Comme je l’ai écrit précédemment, la vilification de la section 230 – connue par les défenseurs des libertés civiles comme « la loi la plus importante sur Internet » – est souvent fausse ou volontairement ignorante. La loi accorde des protections en matière de responsabilité civile à des sociétés comme Facebook et Google pour le contenu que les utilisateurs publient en ligne – principalement pour qu’elles ne puissent pas être poursuivies pour de fausses informations publiées par les utilisateurs. (Par exemple, elle protège les organes d’information comme Medium afin qu’ils puissent permettre aux lecteurs de commenter les articles). C’est l’épine dorsale de la liberté d’expression sur l’internet. Cependant, c’est aussi la loi que les détracteurs des entreprises technologiques ont malencontreusement ciblée pour tenir les entreprises technologiques plus responsables.
De nombreux sénateurs et le ministère de la Justice reconnaissent clairement qu’ils peuvent utiliser le nouvel intérêt à punir les entreprises technologiques à leur avantage en réécrivant la loi pour donner au gouvernement beaucoup plus de pouvoir sur les droits à la vie privée des utilisateurs également. Comme l’a écrit Pfefferkorn de Stanford, le ministère de la Justice dispose déjà de nombreux outils pour poursuivre les auteurs d’abus sexuels : « Cette proposition ne découle pas d’un vide réglementaire. Il existe déjà un régime législatif fédéral qui criminalise les MSC et impose des obligations aux prestataires.

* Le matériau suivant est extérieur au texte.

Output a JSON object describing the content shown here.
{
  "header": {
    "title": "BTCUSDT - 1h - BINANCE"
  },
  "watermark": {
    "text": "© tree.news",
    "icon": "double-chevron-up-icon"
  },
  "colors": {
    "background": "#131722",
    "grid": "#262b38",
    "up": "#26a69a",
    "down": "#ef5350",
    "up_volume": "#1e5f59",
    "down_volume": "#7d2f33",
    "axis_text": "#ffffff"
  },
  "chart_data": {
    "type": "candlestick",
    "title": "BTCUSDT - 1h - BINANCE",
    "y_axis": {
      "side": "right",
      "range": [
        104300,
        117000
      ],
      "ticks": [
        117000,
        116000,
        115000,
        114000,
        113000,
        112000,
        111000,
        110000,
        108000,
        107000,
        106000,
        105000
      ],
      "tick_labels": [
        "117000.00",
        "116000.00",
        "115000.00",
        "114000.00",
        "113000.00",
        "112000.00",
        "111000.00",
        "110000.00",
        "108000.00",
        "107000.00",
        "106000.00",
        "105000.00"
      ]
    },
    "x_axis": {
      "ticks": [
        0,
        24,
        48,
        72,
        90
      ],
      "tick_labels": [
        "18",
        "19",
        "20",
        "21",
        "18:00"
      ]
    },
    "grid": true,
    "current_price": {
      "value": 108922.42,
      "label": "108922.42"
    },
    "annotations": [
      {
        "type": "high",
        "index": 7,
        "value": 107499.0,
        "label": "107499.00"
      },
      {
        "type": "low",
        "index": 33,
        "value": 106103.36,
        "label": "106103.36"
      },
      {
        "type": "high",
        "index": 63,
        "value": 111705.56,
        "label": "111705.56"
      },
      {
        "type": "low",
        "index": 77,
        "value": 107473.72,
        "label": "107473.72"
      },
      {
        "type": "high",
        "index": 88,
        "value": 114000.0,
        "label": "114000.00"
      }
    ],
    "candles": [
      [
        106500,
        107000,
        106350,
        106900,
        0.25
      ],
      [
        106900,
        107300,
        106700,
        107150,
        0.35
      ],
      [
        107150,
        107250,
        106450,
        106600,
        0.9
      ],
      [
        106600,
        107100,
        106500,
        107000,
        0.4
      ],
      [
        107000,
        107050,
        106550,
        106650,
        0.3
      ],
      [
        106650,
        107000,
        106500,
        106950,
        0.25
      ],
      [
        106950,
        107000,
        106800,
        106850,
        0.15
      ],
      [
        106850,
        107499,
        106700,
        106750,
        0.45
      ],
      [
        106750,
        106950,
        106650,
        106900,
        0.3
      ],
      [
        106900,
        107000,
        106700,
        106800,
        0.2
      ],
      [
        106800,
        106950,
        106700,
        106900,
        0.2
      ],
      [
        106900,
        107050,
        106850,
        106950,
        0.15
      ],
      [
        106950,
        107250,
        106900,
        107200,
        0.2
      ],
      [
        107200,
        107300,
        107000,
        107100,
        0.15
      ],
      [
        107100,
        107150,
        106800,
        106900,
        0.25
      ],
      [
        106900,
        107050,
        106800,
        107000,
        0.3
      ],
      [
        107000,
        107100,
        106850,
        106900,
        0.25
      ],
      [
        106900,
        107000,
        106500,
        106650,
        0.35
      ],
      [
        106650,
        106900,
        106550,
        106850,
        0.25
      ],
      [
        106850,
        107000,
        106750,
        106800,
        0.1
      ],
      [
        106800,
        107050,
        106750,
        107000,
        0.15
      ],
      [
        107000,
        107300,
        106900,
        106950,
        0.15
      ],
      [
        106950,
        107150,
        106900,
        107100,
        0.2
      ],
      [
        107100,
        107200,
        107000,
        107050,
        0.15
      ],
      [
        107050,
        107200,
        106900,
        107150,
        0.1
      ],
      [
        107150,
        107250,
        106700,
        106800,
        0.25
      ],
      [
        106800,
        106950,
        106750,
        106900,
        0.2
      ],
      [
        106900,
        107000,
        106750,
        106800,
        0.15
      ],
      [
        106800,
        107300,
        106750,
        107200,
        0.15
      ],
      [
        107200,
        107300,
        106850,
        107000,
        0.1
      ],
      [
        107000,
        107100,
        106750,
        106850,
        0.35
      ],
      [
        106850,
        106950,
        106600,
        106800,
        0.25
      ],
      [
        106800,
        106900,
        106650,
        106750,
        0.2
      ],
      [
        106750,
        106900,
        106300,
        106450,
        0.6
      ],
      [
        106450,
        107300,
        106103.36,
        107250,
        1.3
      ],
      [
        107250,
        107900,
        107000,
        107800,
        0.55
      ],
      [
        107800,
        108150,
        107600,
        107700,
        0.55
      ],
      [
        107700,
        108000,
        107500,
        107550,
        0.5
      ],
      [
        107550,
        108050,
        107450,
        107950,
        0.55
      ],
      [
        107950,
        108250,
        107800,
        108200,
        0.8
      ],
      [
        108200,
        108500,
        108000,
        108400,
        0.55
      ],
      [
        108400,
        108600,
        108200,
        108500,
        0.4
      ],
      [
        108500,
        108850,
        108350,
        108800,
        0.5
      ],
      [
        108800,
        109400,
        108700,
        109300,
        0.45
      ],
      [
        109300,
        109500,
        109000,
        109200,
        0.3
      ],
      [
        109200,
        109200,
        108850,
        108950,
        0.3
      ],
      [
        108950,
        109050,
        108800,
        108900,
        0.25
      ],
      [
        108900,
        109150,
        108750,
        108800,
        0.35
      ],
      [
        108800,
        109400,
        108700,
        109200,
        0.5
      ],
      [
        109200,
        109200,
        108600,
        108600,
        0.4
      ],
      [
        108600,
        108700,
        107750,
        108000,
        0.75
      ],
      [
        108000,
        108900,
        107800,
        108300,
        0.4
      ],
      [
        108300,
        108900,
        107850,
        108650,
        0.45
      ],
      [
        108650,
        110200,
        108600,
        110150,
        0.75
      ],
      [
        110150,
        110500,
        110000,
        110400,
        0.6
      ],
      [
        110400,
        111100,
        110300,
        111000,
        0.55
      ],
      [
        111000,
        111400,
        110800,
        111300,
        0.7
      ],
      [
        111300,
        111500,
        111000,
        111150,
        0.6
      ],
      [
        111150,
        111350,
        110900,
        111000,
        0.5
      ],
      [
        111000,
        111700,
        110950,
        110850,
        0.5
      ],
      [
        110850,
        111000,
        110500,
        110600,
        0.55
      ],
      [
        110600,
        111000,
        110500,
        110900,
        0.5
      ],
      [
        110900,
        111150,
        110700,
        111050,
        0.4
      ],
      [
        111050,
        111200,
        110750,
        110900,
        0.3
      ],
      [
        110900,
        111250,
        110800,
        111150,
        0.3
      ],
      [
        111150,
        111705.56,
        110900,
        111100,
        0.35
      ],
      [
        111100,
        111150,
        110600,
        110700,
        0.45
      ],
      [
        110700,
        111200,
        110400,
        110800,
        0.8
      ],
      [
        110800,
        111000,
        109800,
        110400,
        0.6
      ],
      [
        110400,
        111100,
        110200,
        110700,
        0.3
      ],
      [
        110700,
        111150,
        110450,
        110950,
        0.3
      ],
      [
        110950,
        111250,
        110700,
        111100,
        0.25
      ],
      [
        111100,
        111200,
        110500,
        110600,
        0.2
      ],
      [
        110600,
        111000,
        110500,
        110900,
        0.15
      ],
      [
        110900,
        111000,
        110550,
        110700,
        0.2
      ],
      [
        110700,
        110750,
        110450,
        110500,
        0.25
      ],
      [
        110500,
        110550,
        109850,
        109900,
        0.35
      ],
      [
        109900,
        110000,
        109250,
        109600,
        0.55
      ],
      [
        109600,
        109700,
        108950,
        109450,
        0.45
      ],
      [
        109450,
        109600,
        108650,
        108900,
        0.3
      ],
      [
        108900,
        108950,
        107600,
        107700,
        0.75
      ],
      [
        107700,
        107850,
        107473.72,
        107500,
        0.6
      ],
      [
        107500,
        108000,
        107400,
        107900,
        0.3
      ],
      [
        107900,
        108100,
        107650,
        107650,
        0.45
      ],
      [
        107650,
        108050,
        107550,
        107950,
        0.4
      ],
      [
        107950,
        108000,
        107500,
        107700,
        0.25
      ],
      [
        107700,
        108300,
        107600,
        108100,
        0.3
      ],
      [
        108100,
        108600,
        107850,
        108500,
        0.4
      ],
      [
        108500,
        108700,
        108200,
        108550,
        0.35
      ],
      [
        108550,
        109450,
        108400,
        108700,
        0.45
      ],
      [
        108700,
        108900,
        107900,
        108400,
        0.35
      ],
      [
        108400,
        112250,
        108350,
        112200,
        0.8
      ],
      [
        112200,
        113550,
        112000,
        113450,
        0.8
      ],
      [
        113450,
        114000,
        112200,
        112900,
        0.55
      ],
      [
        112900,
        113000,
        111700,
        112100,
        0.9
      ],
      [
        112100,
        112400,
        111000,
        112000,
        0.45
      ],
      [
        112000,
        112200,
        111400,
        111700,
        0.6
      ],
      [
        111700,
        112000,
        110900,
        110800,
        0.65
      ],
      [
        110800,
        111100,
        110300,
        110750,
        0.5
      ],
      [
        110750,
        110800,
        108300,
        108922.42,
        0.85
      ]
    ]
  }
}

Et il permet déjà aux fournisseurs d’être tenus responsables du CSAM sur leurs services, sans qu’il soit nécessaire de modifier la section 230. »
Alors pourquoi ne pas mieux appliquer les lois déjà en vigueur ? Il est clair que nos politiciens veulent aussi affaiblir la vie privée de tout le monde.
Le chiffrement de bout en bout offre une protection puissante contre la surveillance de masse, et c’est un outil vital qui peut être utilisé par les médecins, les avocats, les journalistes, et beaucoup d’autres personnes à haut risque – y compris beaucoup des politiciens qui choisissent de le diaboliser, mais qui comptent encore sur des apps comme Signal pour protéger leurs campagnes contre les hackers parrainés par l’État.
Compte tenu du fait que l’administration Trump a montré sa volonté d’utiliser tous les moyens pour traquer les immigrants et punir ses ennemis politiques, pourquoi un démocrate serait-il prêt à confier de nouveaux pouvoirs à son ministère de la Justice ?
Il existe de nombreuses façons de s’attaquer au problème de l’exploitation des enfants en ligne sans sacrifier la vie privée et la sécurité sur lesquelles des millions d’Américains comptent quotidiennement pour se protéger et protéger leurs informations privées.